Leaving San Francisco in July the Jeannette passed through the Bering Strait in late August and continued her journey towards the Pole, but by the 7th of September she became trapped in ice, and spent the next 21 months drifting according to the currents and movement of the ice until finally the pressure put on the ship caused it to break apart and sink in June, 1881.

This extract from the earlier map shows two islands discovered as the ship was trapped, Jeannette and Henrietta, with a further island, Bennett, discovered as the crew tried to reach land after the ship sank. The map dramatically shows the location of the ship’s final moments, ‘Untergang [doom] d. Jeannette, 13 Juni 1881’ and the manuscript additions show the path taken by the ‘articles’ of the ship, the remains left on the ice after the ship went down, which slowly floated on currents down the east coast of Greenland before beaching on the southwest of the island.

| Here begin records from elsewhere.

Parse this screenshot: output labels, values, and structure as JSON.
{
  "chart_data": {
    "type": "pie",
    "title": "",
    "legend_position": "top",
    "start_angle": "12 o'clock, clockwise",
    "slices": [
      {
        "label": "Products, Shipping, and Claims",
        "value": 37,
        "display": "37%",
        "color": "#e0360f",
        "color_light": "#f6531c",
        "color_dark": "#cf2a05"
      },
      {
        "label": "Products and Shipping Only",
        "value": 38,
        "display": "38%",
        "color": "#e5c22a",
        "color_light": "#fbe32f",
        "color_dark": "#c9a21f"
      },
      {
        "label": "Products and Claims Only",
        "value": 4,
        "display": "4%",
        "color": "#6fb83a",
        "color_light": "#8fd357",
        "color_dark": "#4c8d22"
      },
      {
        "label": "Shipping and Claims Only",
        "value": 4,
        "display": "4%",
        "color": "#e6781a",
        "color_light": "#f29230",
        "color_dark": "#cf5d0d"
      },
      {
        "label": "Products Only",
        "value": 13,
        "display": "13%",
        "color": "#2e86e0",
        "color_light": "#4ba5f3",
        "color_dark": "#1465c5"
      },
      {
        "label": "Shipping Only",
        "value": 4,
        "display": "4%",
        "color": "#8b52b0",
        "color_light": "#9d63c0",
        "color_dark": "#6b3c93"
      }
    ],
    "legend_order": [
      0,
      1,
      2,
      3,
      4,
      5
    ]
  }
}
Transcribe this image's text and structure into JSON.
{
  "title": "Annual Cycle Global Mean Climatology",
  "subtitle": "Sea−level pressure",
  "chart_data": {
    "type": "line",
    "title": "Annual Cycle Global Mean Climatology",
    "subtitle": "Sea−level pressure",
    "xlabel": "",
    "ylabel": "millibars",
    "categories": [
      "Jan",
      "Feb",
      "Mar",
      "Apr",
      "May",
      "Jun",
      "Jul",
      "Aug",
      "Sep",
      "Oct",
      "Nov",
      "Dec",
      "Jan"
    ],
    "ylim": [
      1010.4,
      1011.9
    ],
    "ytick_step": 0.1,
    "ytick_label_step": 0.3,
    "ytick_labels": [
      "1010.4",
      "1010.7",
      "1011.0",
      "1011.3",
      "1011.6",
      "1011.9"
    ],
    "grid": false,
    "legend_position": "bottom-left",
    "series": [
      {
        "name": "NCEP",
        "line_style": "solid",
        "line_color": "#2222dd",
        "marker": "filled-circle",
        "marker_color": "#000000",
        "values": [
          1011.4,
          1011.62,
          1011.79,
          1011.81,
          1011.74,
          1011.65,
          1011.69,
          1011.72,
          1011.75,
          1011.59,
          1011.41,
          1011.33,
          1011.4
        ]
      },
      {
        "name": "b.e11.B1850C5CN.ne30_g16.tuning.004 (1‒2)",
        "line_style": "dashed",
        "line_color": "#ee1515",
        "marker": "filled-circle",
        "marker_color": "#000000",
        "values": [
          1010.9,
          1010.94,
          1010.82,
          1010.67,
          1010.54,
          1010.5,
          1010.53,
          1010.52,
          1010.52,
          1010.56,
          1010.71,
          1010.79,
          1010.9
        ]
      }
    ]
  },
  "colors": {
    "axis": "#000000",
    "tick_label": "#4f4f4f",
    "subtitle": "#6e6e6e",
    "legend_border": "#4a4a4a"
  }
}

Stanford’s map of the countries around the North Pole, 1875. M1 (107)

This beautiful map of the North Polar region was published 4 years before the voyage of the Jeanette by Stanford’s, the famous map publishers and sellers out of 55 Charing Cross. This map highlights the hardship faced by Polar explorers, with vast areas of the Arctic labelled ‘Unexplored Polar Region’. It’s to the credit of these intrepid explorers that there is so much red text and lines on the map, indicating what the map calls ‘chief Arctic worthies and the dates of discovery’.  The inset from the map shows the same area as shown earlier in this blog, with the group of islands round New Siberia before the discoveries made by the Jeanette.

It’s a story reminiscent of Shackleton and the Endurance in the South Pole, with one crucial difference. Like the Endurance the Jeannette’s crew survived the hardships of the ship’s entrapment. But 20 of the crew of the Jeannette perished in the attempt to reach safety, including the captain, George Washington de Long, although 13 of them did survive.